Mindy Grossman took the helm of Weight Watchers in 2017. Under Grossman, the company shortened its name to WW.
Shares of WW, formerly Weight Watchers, plunged as much as 15% on Tuesday after the company released mixed third-quarter results.
Here’s what the company reported compared with what Wall Street was expecting, based on a survey of analysts by Refinitiv:
- Earnings per share: 68 cents per share vs. 66 cents per share expected
- Revenue: $348.6 million vs. $353 million expected
WW reported third-quarter net income of $47.1 million, or 68 cents a share, down 33%, from $70.1 million, or $1 a share, in the year-ago quarter. Sales rose about 5%, to $348.6 million, from $365.8 million in the same period last year.

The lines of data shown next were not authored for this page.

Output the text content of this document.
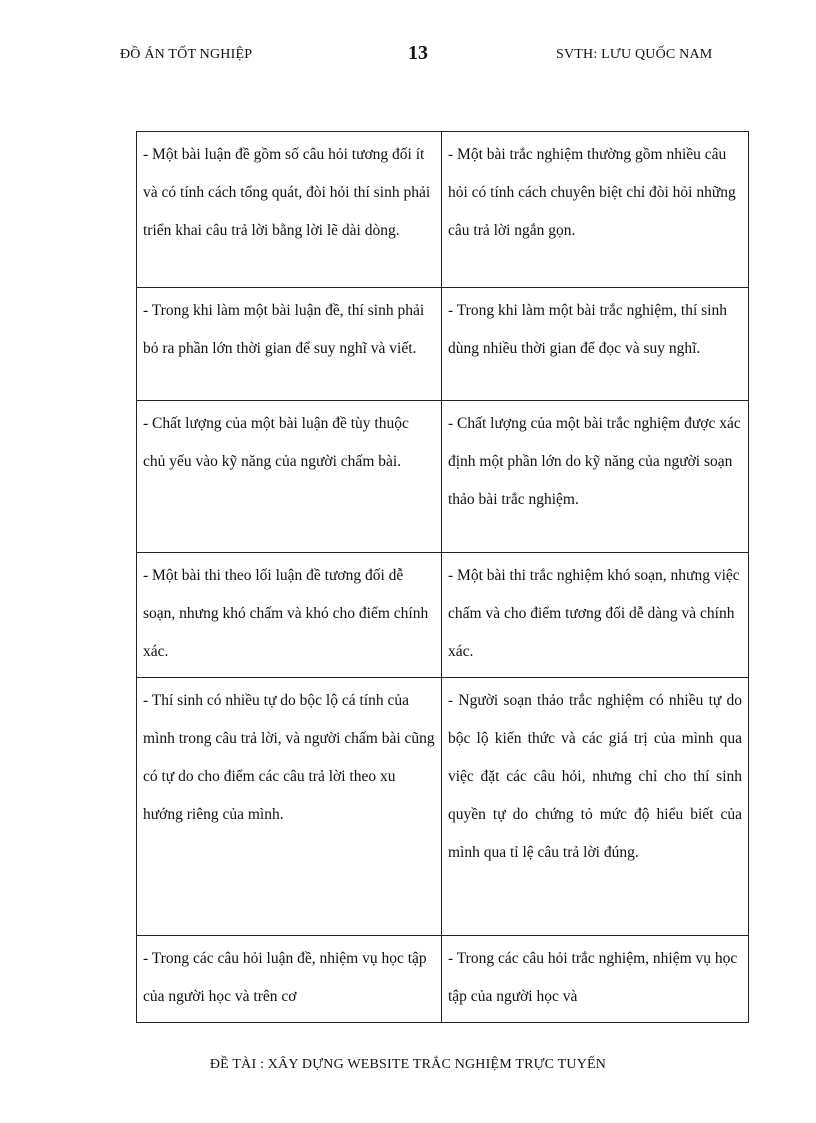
ĐỒ ÁN TỐT NGHIỆP	13	SVTH: LƯU QUỐC NAM
- Một bài luận đề gồm số câu hỏi tương đối ít và có tính cách tổng quát, đòi hỏi thí sinh phải triển khai câu trả lời bằng lời lẽ dài dòng.	- Một bài trắc nghiệm thường gồm nhiều câu hỏi có tính cách chuyên biệt chỉ đòi hỏi những câu trả lời ngắn gọn.
- Trong khi làm một bài luận đề, thí sinh phải bỏ ra phần lớn thời gian để suy nghĩ và viết.	- Trong khi làm một bài trắc nghiệm, thí sinh dùng nhiều thời gian để đọc và suy nghĩ.
- Chất lượng của một bài luận đề tùy thuộc chủ yếu vào kỹ năng của người chấm bài.	- Chất lượng của một bài trắc nghiệm được xác định một phần lớn do kỹ năng của người soạn thảo bài trắc nghiệm.
- Một bài thi theo lối luận đề tương đối dễ soạn, nhưng khó chấm và khó cho điểm chính xác.	- Một bài thi trắc nghiệm khó soạn, nhưng việc chấm và cho điểm tương đối dễ dàng và chính xác.
- Thí sinh có nhiều tự do bộc lộ cá tính của mình trong câu trả lời, và người chấm bài cũng có tự do cho điểm các câu trả lời theo xu hướng riêng của mình.	- Người soạn thảo trắc nghiệm có nhiều tự do bộc lộ kiến thức và các giá trị của mình qua việc đặt các câu hỏi, nhưng chỉ cho thí sinh quyền tự do chứng tỏ mức độ hiểu biết của mình qua tỉ lệ câu trả lời đúng.
- Trong các câu hỏi luận đề, nhiệm vụ học tập của người học và trên cơ	- Trong các câu hỏi trắc nghiệm, nhiệm vụ học tập của người học và
ĐỀ TÀI : XÂY DỰNG WEBSITE TRẮC NGHIỆM TRỰC TUYẾN
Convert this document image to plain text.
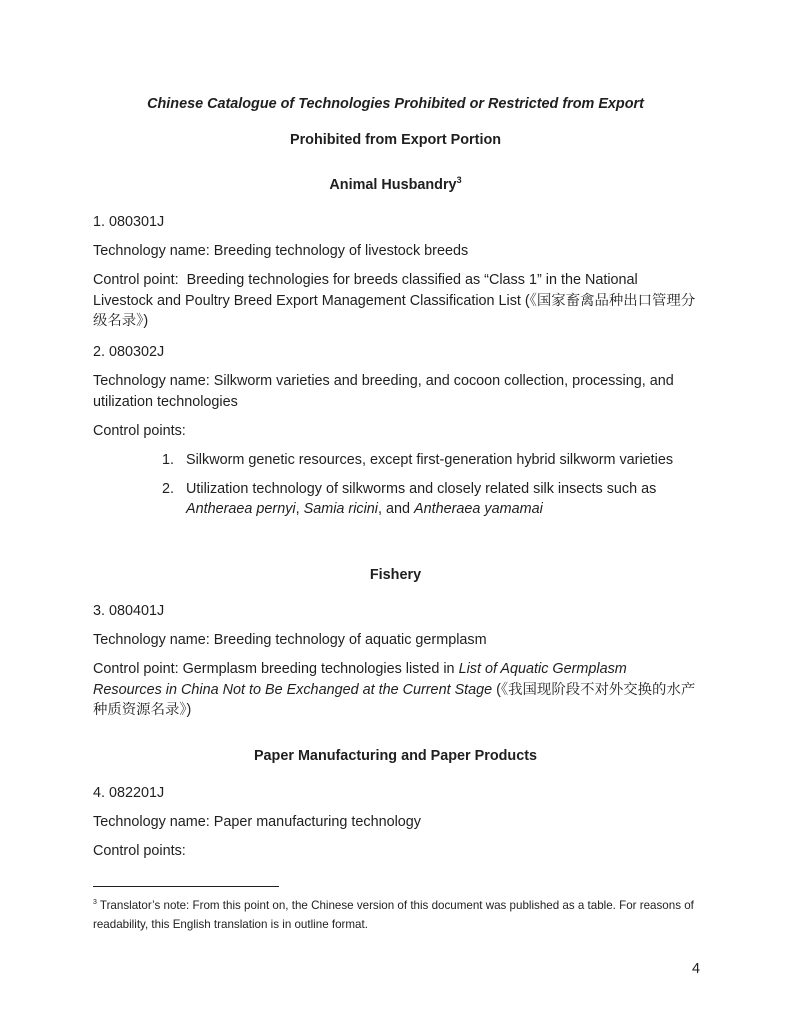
Chinese Catalogue of Technologies Prohibited or Restricted from Export
Prohibited from Export Portion
Animal Husbandry$^3$
1. 080301J
Technology name: Breeding technology of livestock breeds
Control point: Breeding technologies for breeds classified as “Class 1” in the National Livestock and Poultry Breed Export Management Classification List (《国家畜禽品种出口管理分级名录》)
2. 080302J
Technology name: Silkworm varieties and breeding, and cocoon collection, processing, and utilization technologies
Control points:
1. Silkworm genetic resources, except first-generation hybrid silkworm varieties
2. Utilization technology of silkworms and closely related silk insects such as Antheraea pernyi, Samia ricini, and Antheraea yamamai
Fishery
3. 080401J
Technology name: Breeding technology of aquatic germplasm
Control point: Germplasm breeding technologies listed in List of Aquatic Germplasm Resources in China Not to Be Exchanged at the Current Stage (《我国现阶段不对外交换的水产种质资源名录》)
Paper Manufacturing and Paper Products
4. 082201J
Technology name: Paper manufacturing technology
Control points:
$^3$ Translator’s note: From this point on, the Chinese version of this document was published as a table. For reasons of readability, this English translation is in outline format.
4
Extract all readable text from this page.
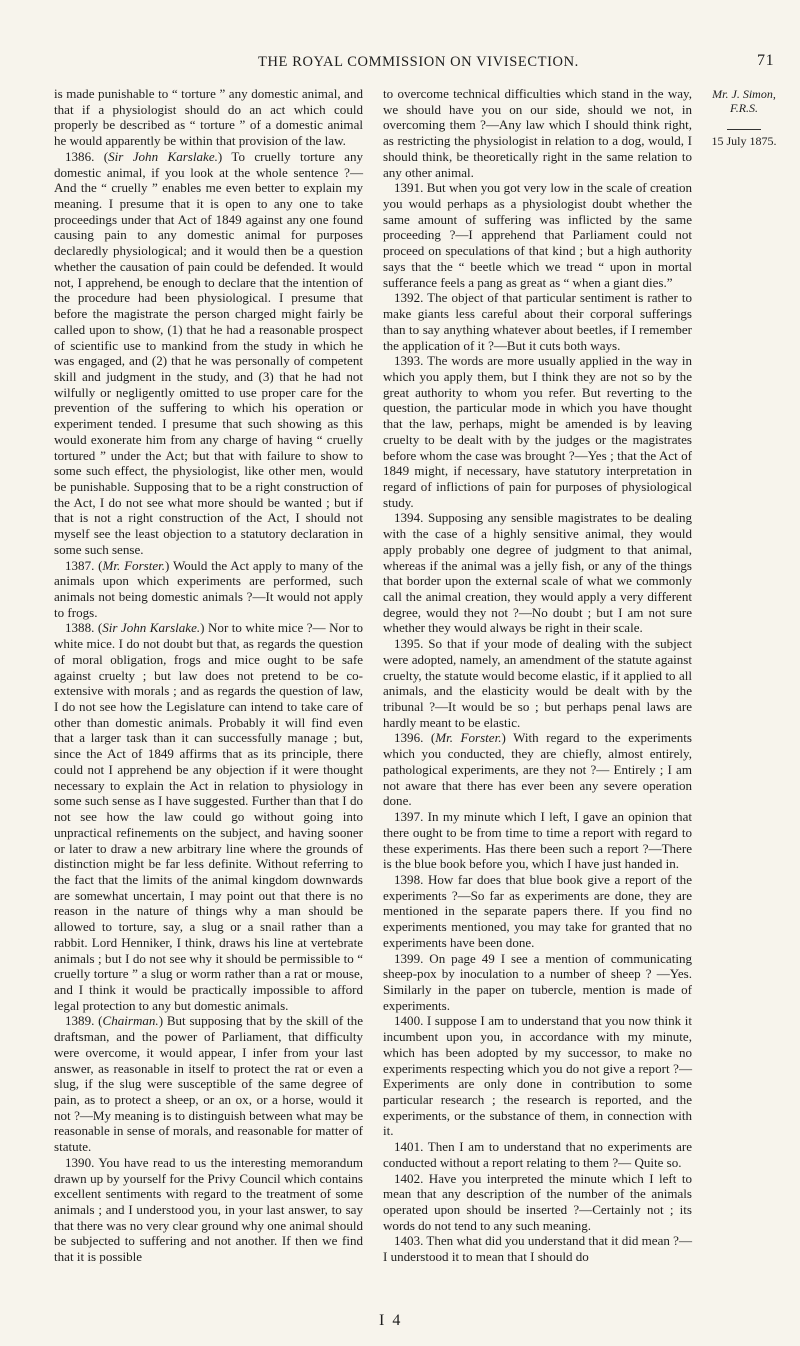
THE ROYAL COMMISSION ON VIVISECTION.	71

is made punishable to “ torture ” any domestic animal, and that if a physiologist should do an act which could properly be described as “ torture ” of a domestic animal he would apparently be within that provision of the law.

1386. (Sir John Karslake.) To cruelly torture any domestic animal, if you look at the whole sentence ?— And the “ cruelly ” enables me even better to explain my meaning. I presume that it is open to any one to take proceedings under that Act of 1849 against any one found causing pain to any domestic animal for purposes declaredly physiological; and it would then be a question whether the causation of pain could be defended. It would not, I apprehend, be enough to declare that the intention of the procedure had been physiological. I presume that before the magistrate the person charged might fairly be called upon to show, (1) that he had a reasonable prospect of scientific use to mankind from the study in which he was engaged, and (2) that he was personally of competent skill and judgment in the study, and (3) that he had not wilfully or negligently omitted to use proper care for the prevention of the suffering to which his operation or experiment tended. I presume that such showing as this would exonerate him from any charge of having “ cruelly tortured ” under the Act; but that with failure to show to some such effect, the physiologist, like other men, would be punishable. Supposing that to be a right construction of the Act, I do not see what more should be wanted ; but if that is not a right construction of the Act, I should not myself see the least objection to a statutory declaration in some such sense.

1387. (Mr. Forster.) Would the Act apply to many of the animals upon which experiments are performed, such animals not being domestic animals ?—It would not apply to frogs.

1388. (Sir John Karslake.) Nor to white mice ?— Nor to white mice. I do not doubt but that, as regards the question of moral obligation, frogs and mice ought to be safe against cruelty ; but law does not pretend to be co-extensive with morals ; and as regards the question of law, I do not see how the Legislature can intend to take care of other than domestic animals. Probably it will find even that a larger task than it can successfully manage ; but, since the Act of 1849 affirms that as its principle, there could not I apprehend be any objection if it were thought necessary to explain the Act in relation to physiology in some such sense as I have suggested. Further than that I do not see how the law could go without going into unpractical refinements on the subject, and having sooner or later to draw a new arbitrary line where the grounds of distinction might be far less definite. Without referring to the fact that the limits of the animal kingdom downwards are somewhat uncertain, I may point out that there is no reason in the nature of things why a man should be allowed to torture, say, a slug or a snail rather than a rabbit. Lord Henniker, I think, draws his line at vertebrate animals ; but I do not see why it should be permissible to “ cruelly torture ” a slug or worm rather than a rat or mouse, and I think it would be practically impossible to afford legal protection to any but domestic animals.

1389. (Chairman.) But supposing that by the skill of the draftsman, and the power of Parliament, that difficulty were overcome, it would appear, I infer from your last answer, as reasonable in itself to protect the rat or even a slug, if the slug were susceptible of the same degree of pain, as to protect a sheep, or an ox, or a horse, would it not ?—My meaning is to distinguish between what may be reasonable in sense of morals, and reasonable for matter of statute.

1390. You have read to us the interesting memorandum drawn up by yourself for the Privy Council which contains excellent sentiments with regard to the treatment of some animals ; and I understood you, in your last answer, to say that there was no very clear ground why one animal should be subjected to suffering and not another. If then we find that it is possible

to overcome technical difficulties which stand in the way, we should have you on our side, should we not, in overcoming them ?—Any law which I should think right, as restricting the physiologist in relation to a dog, would, I should think, be theoretically right in the same relation to any other animal.

1391. But when you got very low in the scale of creation you would perhaps as a physiologist doubt whether the same amount of suffering was inflicted by the same proceeding ?—I apprehend that Parliament could not proceed on speculations of that kind ; but a high authority says that the “ beetle which we tread “ upon in mortal sufferance feels a pang as great as “ when a giant dies.”

1392. The object of that particular sentiment is rather to make giants less careful about their corporal sufferings than to say anything whatever about beetles, if I remember the application of it ?—But it cuts both ways.

1393. The words are more usually applied in the way in which you apply them, but I think they are not so by the great authority to whom you refer. But reverting to the question, the particular mode in which you have thought that the law, perhaps, might be amended is by leaving cruelty to be dealt with by the judges or the magistrates before whom the case was brought ?—Yes ; that the Act of 1849 might, if necessary, have statutory interpretation in regard of inflictions of pain for purposes of physiological study.

1394. Supposing any sensible magistrates to be dealing with the case of a highly sensitive animal, they would apply probably one degree of judgment to that animal, whereas if the animal was a jelly fish, or any of the things that border upon the external scale of what we commonly call the animal creation, they would apply a very different degree, would they not ?—No doubt ; but I am not sure whether they would always be right in their scale.

1395. So that if your mode of dealing with the subject were adopted, namely, an amendment of the statute against cruelty, the statute would become elastic, if it applied to all animals, and the elasticity would be dealt with by the tribunal ?—It would be so ; but perhaps penal laws are hardly meant to be elastic.

1396. (Mr. Forster.) With regard to the experiments which you conducted, they are chiefly, almost entirely, pathological experiments, are they not ?— Entirely ; I am not aware that there has ever been any severe operation done.

1397. In my minute which I left, I gave an opinion that there ought to be from time to time a report with regard to these experiments. Has there been such a report ?—There is the blue book before you, which I have just handed in.

1398. How far does that blue book give a report of the experiments ?—So far as experiments are done, they are mentioned in the separate papers there. If you find no experiments mentioned, you may take for granted that no experiments have been done.

1399. On page 49 I see a mention of communicating sheep-pox by inoculation to a number of sheep ? —Yes. Similarly in the paper on tubercle, mention is made of experiments.

1400. I suppose I am to understand that you now think it incumbent upon you, in accordance with my minute, which has been adopted by my successor, to make no experiments respecting which you do not give a report ?—Experiments are only done in contribution to some particular research ; the research is reported, and the experiments, or the substance of them, in connection with it.

1401. Then I am to understand that no experiments are conducted without a report relating to them ?— Quite so.

1402. Have you interpreted the minute which I left to mean that any description of the number of the animals operated upon should be inserted ?—Certainly not ; its words do not tend to any such meaning.

1403. Then what did you understand that it did mean ?—I understood it to mean that I should do

Mr. J. Simon,
F.R.S.
15 July 1875.
I 4
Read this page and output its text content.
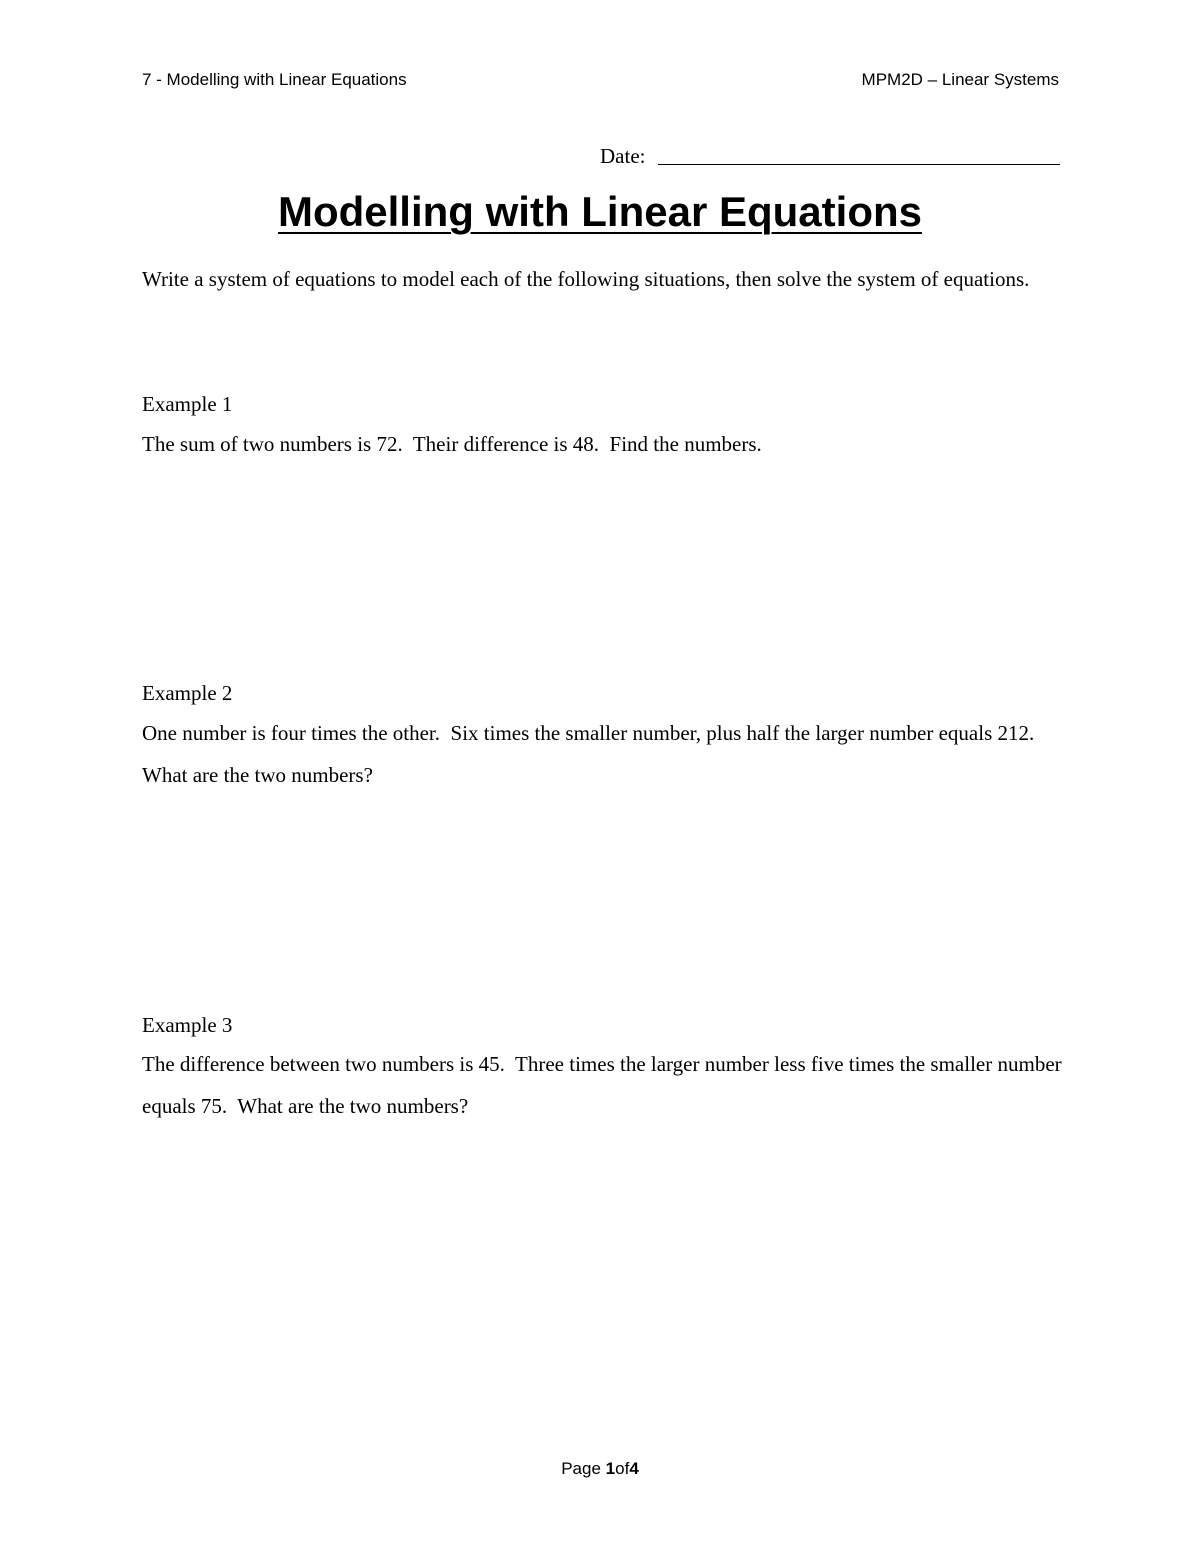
7 - Modelling with Linear Equations	MPM2D – Linear Systems
Date:
Modelling with Linear Equations

Write a system of equations to model each of the following situations, then solve the system of equations.

Example 1

The sum of two numbers is 72.  Their difference is 48.  Find the numbers.

Example 2

One number is four times the other.  Six times the smaller number, plus half the larger number equals 212.  What are the two numbers?

Example 3

The difference between two numbers is 45.  Three times the larger number less five times the smaller number equals 75.  What are the two numbers?

Page 1of4
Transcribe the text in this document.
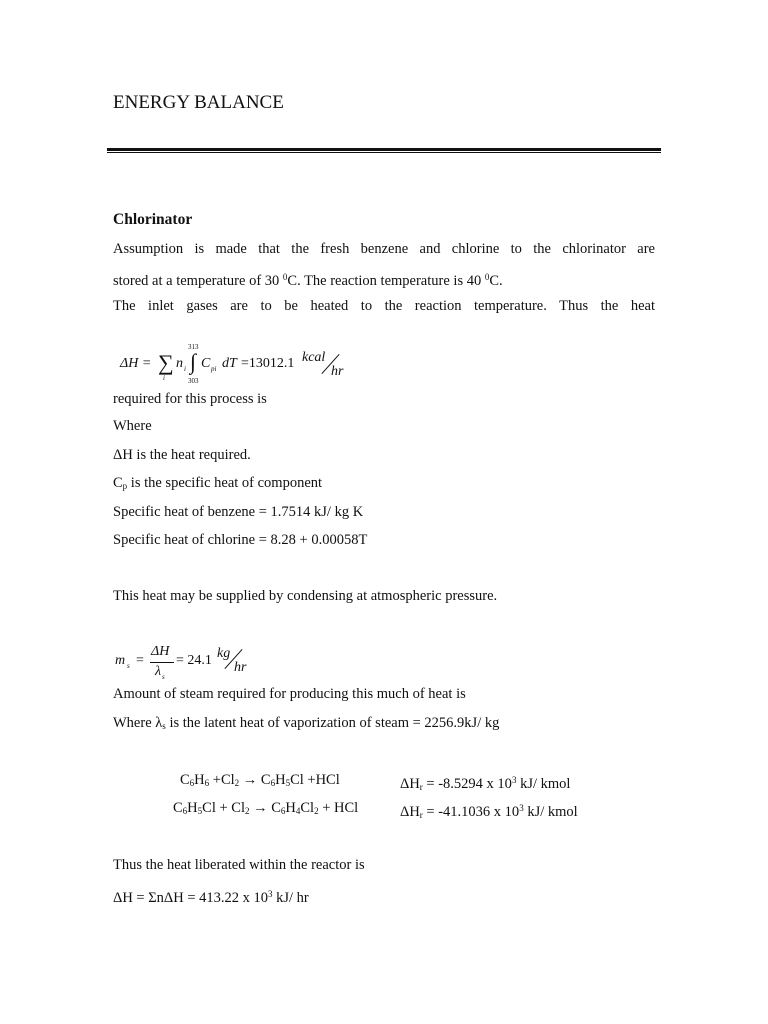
ENERGY BALANCE
Chlorinator
Assumption is made that the fresh benzene and chlorine to the chlorinator are
stored at a temperature of 30 $^0$C. The reaction temperature is 40 $^0$C.
The inlet gases are to be heated to the reaction temperature. Thus the heat
ΔH = ∑
i
n i
313
303
∫ C pi dT =13012.1 kcal
hr
required for this process is
Where
ΔH is the heat required.
$C_p$ is the specific heat of component
Specific heat of benzene = 1.7514 kJ/ kg K
Specific heat of chlorine = 8.28 + 0.00058T
This heat may be supplied by condensing at atmospheric pressure.
m s =
ΔH
λ s
= 24.1 kg
hr
Amount of steam required for producing this much of heat is
Where $\lambda_s$ is the latent heat of vaporization of steam = 2256.9kJ/ kg
$C_6H_6 +Cl_2 \to C_6H_5Cl +HCl$	$\Delta H_r = -8.5294$ x $10^3$ kJ/ kmol
$C_6H_5Cl + Cl_2 \to C_6H_4Cl_2$ + HCl	$\Delta H_r = -41.1036$ x $10^3$ kJ/ kmol
Thus the heat liberated within the reactor is
ΔH = ΣnΔH = 413.22 x $10^3$ kJ/ hr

The company raised its full-year outlook to a range of $1.63 to $1.75 a share. Analysts polled by Refinitiv had been expecting $1.72 a share.
At the end of the quarter, WW had 4.4 million members, up about 6% from the year-ago quarter. That number was down slightly from the second quarter, though WW’s membership typically peaks at the beginning of the year after the holidays when people commit to New Year’s resolutions.
Fewer people are paying to attend WW’s meetings, the decades-old staple of the company’s program. These memberships, known as studio plus digital, are more expensive than the digital-only subscription.
WW CEO Mindy Grossman in an interview with CNBC said the company is focused on boosting studio plus digital subscriptions. She said losses in the business are narrowing and she anticipates it will return to growth.
Shares of WW recovered somewhat, but were still down by more than 12% in after-hours trading.
The company will introduce its new weight management program on Monday.